Ab und zu treffe er auf seinen Runden auch angetrunkene Jugendliche. „Die finden es dann unheimlich krass, dass jemand um die Zeit die Zeitung austrägt“, sagt er. Angst, dass er nachts mal angegriffen wird, hat er nicht. Seit 50 Jahren macht er Aikido, auch heute trainiert er die japanische Kampfkunst noch zweimal pro Woche.  Hennig Derpa trägt den schwarzen Gürtel.

Bei der Arbeit stand einmal ein Mann in Unterhose vor Sabine Schumacher. Der wollte morgens seinen Hund rauslassen und hatte nicht mit der Zustellerin gerechnet. Bevor Schumacher 2013 anfing, Zeitungen auszutragen, hatte sie in einem Supermarkt gearbeitet. „Das Beste am Zusteller-Job ist, dass es keine nervigen Kollegen gibt“, sagt die 54-Jährige. Dafür leisten ihr viele Tiere Gesellschaft. „Ich habe schon Rehe, Dachse, Marder, Füchse und Eichhörnchen gesehen“, sagt sie.

 Sabine Schumacher genießt, dass sie beim Austragen ihre Ruhe hat.

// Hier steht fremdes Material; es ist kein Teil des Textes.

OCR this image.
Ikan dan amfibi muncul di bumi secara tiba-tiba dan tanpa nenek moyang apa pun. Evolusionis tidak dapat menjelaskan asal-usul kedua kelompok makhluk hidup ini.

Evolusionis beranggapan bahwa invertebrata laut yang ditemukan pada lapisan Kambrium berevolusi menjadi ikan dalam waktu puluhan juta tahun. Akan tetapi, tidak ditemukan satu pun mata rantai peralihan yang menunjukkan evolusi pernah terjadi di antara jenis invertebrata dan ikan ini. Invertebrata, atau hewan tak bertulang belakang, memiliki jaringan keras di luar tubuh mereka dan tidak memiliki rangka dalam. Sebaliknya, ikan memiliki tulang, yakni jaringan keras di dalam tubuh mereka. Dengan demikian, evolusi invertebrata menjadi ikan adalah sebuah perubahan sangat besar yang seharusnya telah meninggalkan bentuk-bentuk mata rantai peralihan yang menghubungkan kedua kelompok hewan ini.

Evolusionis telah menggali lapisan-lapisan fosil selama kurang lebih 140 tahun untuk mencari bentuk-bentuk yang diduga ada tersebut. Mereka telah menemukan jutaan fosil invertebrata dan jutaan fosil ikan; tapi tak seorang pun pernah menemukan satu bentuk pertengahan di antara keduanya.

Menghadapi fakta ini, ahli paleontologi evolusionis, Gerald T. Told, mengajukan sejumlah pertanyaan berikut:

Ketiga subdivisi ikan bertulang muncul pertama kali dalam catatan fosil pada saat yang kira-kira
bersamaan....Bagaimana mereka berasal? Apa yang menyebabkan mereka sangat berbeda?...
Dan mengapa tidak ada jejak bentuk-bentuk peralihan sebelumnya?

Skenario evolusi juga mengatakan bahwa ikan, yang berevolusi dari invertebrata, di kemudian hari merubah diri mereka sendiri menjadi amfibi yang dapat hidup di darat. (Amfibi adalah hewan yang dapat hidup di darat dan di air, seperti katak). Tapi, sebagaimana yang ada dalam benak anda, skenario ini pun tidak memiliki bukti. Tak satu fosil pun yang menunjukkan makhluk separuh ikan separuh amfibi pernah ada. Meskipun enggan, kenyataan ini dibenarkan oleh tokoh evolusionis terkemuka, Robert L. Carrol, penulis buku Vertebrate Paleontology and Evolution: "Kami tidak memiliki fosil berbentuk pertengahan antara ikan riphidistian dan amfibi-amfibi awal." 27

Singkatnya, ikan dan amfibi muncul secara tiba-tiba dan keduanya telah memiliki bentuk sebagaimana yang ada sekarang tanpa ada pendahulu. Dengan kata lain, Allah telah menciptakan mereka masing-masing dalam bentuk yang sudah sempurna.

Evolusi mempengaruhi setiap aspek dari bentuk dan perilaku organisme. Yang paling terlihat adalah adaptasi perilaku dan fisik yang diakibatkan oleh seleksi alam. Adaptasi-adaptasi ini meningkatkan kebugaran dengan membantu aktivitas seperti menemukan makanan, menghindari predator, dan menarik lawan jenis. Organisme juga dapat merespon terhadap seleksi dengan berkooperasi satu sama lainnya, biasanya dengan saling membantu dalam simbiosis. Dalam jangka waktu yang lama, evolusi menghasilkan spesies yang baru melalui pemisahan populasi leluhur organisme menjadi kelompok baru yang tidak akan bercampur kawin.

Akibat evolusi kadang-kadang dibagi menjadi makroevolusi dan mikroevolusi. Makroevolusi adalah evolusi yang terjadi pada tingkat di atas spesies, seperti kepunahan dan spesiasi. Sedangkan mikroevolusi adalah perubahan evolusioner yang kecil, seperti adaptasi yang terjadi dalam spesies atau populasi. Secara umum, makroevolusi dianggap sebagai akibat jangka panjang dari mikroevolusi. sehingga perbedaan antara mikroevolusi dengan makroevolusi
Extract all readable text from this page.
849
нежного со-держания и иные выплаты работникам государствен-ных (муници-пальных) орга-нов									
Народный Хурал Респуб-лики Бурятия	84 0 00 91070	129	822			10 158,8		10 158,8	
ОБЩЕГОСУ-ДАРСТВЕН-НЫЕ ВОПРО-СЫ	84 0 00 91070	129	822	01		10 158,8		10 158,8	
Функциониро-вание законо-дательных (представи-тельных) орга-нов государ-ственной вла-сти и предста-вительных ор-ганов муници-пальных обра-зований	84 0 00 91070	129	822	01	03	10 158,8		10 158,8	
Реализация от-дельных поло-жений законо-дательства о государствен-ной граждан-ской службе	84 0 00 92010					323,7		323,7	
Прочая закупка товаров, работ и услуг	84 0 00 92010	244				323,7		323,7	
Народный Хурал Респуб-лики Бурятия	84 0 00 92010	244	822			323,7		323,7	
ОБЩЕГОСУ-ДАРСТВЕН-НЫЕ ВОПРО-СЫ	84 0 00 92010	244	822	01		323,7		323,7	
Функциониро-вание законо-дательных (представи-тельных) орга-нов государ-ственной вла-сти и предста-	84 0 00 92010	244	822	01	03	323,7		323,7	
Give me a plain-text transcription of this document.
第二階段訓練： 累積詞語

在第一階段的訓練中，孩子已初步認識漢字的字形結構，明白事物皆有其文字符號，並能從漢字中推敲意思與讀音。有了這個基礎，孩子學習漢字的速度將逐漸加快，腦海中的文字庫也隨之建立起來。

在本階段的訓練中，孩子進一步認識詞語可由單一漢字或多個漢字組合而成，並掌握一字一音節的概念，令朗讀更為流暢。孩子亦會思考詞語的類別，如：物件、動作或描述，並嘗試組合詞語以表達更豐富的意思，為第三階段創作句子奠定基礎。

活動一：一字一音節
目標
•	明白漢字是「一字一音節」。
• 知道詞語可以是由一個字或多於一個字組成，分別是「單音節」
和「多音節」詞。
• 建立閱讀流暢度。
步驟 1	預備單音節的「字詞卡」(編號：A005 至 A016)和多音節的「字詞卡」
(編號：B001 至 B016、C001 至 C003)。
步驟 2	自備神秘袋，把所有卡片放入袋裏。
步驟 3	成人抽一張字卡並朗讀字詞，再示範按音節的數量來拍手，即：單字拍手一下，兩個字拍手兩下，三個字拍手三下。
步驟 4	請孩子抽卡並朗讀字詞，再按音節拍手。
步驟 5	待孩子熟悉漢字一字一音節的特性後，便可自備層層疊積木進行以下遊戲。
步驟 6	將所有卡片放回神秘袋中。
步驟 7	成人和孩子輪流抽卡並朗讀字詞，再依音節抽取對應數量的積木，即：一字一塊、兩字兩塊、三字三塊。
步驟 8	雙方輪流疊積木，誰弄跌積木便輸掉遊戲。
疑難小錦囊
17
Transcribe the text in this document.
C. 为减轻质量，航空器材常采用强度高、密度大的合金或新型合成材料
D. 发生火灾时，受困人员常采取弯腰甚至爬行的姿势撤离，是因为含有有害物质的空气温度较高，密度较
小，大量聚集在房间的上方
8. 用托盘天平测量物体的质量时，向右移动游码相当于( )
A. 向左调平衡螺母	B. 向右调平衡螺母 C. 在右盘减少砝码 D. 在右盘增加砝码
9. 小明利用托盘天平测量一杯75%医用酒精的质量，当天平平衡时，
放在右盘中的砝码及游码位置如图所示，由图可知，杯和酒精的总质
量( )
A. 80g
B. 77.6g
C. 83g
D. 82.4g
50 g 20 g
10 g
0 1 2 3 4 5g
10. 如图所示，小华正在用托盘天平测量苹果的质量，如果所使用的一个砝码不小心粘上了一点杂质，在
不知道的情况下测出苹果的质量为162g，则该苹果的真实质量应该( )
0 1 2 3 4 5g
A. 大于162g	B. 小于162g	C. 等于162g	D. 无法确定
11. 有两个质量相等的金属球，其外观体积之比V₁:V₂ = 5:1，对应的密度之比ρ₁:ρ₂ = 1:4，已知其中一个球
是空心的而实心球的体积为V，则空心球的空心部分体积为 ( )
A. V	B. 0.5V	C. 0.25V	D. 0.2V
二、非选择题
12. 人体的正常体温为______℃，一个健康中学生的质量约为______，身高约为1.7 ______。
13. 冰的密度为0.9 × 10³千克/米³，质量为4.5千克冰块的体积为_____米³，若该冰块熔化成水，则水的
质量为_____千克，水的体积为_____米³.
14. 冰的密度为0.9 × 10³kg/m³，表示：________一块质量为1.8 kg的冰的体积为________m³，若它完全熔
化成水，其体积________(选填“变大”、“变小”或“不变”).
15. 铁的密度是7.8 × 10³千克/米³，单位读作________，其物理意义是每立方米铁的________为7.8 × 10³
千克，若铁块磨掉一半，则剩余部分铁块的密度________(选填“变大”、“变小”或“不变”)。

Sabine Schumacher genießt, dass sie beim Austragen ihre Ruhe hat.

Foto: Benjamin Westhoff

Nachts sei sie die Alleinherrscherin auf der Straße, wenn sie in Gielsdorf die Zeitungen in die Briefkästen steckt. Und noch eine gute Sache habe der Job. „Ich bin früh fertig und habe den ganzen Tag Zeit für meine Hobbys.“ Etwa das Pferd, um das sie sich mit ihrer Tochter kümmert. Früh aufzustehen, daran habe sie sich gewöhnt. Nur nach dem Urlaub sei es schwer, sich wieder darauf einzustellen. Sie arbeitet gerne im Winter, dann sei es besonders ruhig. Sie mag den Schnee. Dann trägt sie auch mal Skihose – Hauptsache: nicht frieren. Überhaupt ist sie immer gut auf das Wetter vorbereitet, hat stets zwei Regenjacken dabei. Insgesamt besitzt sie vier.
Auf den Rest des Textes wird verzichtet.